Consider the problem for some vectors $v, m \in \mathbb{R}^n:$
$$f(v) = (v^T m)^2$$ w.r.t $\|v\|^2 =1$
I want to maximize $f$
If I consider the lagrangian, I get:
$$L(v)=(v^T m)^2 + \lambda(1 - \|v\|^2)$$
Taking derivative, I get: $2 mm^Tv - \lambda2 v =0 $ Therefore $mm^Tv = \lambda v (*)$
Multiplying by v^T from left, I end up with $$(v^Tm)^2 = \lambda $$
If I put that in(*), I do cannot simplfy that.

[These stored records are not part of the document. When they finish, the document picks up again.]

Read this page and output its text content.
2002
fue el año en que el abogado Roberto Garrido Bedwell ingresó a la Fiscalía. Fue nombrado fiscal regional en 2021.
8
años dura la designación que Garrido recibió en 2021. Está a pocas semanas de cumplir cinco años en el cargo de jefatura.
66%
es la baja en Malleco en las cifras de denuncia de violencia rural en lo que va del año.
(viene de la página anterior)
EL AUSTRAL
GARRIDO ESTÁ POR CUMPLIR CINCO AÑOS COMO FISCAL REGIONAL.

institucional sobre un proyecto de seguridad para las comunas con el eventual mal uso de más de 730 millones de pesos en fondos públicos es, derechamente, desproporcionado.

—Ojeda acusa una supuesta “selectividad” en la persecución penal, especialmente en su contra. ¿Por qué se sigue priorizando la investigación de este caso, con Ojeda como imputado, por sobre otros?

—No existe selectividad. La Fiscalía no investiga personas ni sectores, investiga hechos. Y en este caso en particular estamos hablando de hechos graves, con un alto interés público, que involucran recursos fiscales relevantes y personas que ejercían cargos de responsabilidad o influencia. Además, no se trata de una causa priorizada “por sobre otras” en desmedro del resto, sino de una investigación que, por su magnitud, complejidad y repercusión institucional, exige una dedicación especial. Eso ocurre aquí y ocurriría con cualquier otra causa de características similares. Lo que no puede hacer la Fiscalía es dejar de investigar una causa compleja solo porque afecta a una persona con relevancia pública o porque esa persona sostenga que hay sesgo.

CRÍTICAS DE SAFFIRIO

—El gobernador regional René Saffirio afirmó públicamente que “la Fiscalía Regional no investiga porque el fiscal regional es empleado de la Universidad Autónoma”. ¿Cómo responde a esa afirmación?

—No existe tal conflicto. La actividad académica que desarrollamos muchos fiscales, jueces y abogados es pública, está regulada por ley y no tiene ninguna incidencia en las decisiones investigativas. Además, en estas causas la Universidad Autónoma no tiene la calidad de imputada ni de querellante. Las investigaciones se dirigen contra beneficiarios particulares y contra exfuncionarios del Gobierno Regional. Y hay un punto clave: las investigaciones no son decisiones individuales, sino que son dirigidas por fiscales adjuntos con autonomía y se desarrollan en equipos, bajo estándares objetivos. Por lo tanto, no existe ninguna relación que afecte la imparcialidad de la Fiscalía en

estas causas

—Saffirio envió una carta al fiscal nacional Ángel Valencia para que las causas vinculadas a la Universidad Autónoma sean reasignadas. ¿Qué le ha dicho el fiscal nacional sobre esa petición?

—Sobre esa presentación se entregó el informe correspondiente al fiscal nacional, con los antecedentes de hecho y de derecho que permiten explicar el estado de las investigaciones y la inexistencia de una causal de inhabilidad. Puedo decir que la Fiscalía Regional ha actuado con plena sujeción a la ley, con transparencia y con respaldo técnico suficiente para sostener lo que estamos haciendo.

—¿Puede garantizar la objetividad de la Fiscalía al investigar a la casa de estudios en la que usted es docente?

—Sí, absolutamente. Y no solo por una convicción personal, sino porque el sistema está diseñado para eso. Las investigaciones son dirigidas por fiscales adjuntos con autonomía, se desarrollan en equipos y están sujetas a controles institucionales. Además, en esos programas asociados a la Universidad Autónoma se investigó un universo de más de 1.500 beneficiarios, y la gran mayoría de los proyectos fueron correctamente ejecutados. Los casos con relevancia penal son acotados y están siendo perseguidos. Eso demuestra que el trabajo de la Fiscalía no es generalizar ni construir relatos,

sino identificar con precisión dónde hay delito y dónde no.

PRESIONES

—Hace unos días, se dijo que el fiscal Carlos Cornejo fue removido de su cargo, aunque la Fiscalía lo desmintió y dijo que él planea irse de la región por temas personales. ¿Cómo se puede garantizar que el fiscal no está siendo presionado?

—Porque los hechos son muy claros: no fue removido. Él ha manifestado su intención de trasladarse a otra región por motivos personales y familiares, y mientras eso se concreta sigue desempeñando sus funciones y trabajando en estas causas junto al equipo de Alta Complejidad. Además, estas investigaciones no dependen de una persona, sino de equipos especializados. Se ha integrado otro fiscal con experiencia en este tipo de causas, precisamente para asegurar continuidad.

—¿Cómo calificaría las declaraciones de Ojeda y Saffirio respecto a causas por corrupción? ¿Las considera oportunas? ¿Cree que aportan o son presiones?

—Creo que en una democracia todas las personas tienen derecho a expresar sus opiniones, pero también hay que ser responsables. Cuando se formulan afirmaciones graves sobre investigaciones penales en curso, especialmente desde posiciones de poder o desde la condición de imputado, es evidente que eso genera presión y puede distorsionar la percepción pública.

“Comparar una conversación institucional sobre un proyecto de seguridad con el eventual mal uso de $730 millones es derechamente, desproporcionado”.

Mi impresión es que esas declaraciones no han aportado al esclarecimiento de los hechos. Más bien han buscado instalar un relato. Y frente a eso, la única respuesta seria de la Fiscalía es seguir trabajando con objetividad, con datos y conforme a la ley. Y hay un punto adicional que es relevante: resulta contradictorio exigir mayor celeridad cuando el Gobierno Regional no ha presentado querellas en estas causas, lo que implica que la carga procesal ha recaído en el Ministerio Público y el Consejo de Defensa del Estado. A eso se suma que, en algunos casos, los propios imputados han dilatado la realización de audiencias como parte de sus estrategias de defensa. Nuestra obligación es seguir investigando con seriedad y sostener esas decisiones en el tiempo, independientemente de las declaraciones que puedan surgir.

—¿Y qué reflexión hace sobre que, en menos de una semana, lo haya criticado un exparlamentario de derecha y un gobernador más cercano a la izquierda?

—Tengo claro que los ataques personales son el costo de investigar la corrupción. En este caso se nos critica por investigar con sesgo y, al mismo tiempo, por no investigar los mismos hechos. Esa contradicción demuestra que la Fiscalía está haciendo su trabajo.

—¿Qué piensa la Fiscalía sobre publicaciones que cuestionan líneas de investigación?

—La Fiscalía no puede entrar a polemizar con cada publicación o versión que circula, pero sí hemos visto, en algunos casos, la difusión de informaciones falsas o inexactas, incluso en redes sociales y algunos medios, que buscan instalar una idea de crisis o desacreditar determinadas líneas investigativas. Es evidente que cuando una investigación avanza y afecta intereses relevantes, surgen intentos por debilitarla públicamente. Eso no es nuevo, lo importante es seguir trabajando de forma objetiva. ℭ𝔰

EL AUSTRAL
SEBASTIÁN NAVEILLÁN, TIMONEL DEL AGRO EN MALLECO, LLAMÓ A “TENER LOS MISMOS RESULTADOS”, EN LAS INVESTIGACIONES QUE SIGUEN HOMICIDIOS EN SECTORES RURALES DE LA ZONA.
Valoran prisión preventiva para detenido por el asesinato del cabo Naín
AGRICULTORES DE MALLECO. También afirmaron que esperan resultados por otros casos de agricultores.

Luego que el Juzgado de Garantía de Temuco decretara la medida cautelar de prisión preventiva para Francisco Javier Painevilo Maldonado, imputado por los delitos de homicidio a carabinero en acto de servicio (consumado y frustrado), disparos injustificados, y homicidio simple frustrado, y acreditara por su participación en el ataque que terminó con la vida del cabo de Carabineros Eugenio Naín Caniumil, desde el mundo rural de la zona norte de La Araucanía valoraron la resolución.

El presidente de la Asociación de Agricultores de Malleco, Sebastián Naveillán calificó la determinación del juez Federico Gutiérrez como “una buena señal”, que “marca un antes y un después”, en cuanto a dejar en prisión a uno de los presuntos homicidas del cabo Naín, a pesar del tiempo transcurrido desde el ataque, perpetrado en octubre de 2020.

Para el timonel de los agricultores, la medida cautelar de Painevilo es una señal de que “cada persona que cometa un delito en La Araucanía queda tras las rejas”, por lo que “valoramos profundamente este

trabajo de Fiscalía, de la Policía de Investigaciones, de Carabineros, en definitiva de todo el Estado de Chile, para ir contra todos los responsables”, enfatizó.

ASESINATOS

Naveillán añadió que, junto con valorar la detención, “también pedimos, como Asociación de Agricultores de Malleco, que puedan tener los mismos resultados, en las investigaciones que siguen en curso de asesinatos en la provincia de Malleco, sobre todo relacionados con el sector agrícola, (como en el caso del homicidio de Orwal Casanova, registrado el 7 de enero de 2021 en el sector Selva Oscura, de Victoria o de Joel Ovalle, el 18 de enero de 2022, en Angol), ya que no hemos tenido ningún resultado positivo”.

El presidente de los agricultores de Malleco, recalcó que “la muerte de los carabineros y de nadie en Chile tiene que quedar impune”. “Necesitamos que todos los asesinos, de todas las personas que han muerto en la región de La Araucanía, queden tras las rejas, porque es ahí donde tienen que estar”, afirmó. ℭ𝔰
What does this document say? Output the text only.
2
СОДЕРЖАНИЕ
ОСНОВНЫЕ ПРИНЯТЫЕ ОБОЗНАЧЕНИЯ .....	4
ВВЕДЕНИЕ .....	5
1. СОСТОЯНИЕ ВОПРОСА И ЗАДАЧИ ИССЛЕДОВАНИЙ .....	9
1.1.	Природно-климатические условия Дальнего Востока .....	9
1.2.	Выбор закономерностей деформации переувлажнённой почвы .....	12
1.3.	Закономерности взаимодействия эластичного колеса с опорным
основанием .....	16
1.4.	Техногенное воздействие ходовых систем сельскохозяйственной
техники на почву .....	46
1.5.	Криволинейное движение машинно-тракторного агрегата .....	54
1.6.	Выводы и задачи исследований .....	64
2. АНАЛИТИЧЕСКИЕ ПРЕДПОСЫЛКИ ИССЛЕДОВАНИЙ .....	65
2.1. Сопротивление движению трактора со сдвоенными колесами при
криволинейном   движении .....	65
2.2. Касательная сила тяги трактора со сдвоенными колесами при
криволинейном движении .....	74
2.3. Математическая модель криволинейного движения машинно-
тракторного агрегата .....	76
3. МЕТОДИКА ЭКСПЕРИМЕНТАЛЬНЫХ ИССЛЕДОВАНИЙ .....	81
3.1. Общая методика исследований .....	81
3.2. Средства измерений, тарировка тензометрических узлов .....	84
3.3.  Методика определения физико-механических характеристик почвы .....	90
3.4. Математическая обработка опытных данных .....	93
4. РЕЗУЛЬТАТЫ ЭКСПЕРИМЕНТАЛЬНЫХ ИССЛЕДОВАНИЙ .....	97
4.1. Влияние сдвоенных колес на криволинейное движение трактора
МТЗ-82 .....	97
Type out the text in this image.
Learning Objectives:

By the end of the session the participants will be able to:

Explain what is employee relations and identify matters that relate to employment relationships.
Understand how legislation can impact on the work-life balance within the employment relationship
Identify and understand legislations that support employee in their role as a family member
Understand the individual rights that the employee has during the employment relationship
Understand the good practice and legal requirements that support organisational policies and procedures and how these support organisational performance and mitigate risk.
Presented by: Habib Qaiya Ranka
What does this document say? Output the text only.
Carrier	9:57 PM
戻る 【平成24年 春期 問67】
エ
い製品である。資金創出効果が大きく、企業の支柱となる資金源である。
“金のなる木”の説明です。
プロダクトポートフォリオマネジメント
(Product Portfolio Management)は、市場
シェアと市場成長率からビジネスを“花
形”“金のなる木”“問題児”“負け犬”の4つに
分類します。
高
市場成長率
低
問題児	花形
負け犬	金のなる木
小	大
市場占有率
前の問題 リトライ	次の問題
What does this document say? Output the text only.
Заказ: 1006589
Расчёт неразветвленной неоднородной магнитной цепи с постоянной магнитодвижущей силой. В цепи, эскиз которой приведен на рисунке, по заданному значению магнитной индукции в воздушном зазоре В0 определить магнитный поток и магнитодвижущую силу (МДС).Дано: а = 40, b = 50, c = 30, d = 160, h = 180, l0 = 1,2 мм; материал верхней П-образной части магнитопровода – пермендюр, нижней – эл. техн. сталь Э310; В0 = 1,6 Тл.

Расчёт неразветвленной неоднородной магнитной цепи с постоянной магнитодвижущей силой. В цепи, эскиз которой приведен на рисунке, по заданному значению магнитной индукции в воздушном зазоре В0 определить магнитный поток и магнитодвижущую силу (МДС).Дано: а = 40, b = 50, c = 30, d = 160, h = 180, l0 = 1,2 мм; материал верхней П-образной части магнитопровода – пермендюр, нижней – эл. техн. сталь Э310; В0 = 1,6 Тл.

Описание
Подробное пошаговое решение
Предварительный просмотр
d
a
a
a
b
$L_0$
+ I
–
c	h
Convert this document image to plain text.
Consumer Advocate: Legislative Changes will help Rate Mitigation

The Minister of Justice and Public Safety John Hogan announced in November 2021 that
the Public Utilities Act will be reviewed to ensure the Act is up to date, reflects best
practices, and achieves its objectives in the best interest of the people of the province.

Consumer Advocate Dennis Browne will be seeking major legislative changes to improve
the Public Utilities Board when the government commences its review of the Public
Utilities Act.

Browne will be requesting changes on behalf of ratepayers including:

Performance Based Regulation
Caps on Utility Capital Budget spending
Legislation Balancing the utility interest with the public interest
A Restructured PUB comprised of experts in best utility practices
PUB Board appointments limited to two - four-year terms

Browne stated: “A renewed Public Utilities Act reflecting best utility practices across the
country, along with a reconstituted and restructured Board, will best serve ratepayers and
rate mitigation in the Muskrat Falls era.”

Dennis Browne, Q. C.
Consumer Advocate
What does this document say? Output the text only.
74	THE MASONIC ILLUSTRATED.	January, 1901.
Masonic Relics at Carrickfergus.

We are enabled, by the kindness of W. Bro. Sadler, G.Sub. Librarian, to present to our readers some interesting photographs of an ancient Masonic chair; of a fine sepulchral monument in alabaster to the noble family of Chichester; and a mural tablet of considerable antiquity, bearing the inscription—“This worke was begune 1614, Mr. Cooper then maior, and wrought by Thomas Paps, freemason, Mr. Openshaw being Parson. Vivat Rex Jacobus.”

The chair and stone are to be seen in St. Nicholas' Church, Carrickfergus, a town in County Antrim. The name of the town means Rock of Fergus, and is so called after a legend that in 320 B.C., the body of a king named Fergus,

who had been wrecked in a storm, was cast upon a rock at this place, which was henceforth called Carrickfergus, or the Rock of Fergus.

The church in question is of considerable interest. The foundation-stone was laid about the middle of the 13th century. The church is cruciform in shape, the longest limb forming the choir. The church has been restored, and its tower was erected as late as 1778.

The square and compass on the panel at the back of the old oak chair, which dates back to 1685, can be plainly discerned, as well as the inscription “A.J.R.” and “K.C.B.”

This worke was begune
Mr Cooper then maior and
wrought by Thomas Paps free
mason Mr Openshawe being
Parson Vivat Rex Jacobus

Is there a trick I can apply?
You do not need much optimization here. Just note that $(v^Tm)^2=v^Tmm^Tv$ and that $mm^T$ is symmetric positive semidefinite with rank 1. The only nonnezero eigenvalue is given by $m^Tm$. Therefore, we have that
$$0\le v^Tmm^Tv\le m^Tm$$ for all $v\in\mathbb{R}^n$. The maximum is attained for $v=m/||m||$ which is normalized eigenvector associated with the unique positive eigenvalue. Note that it is also attained for $v=-m/||m||$.
The difficulty here with using Lagrange multipliers is that $mm^T$ is not invertible and one has to restrict $v$ to the subspace where $mm^Tv\ne0$. That is you can solve for the problem where $v=\alpha m$ and pick $\alpha$ such that the norm of $v$ is one.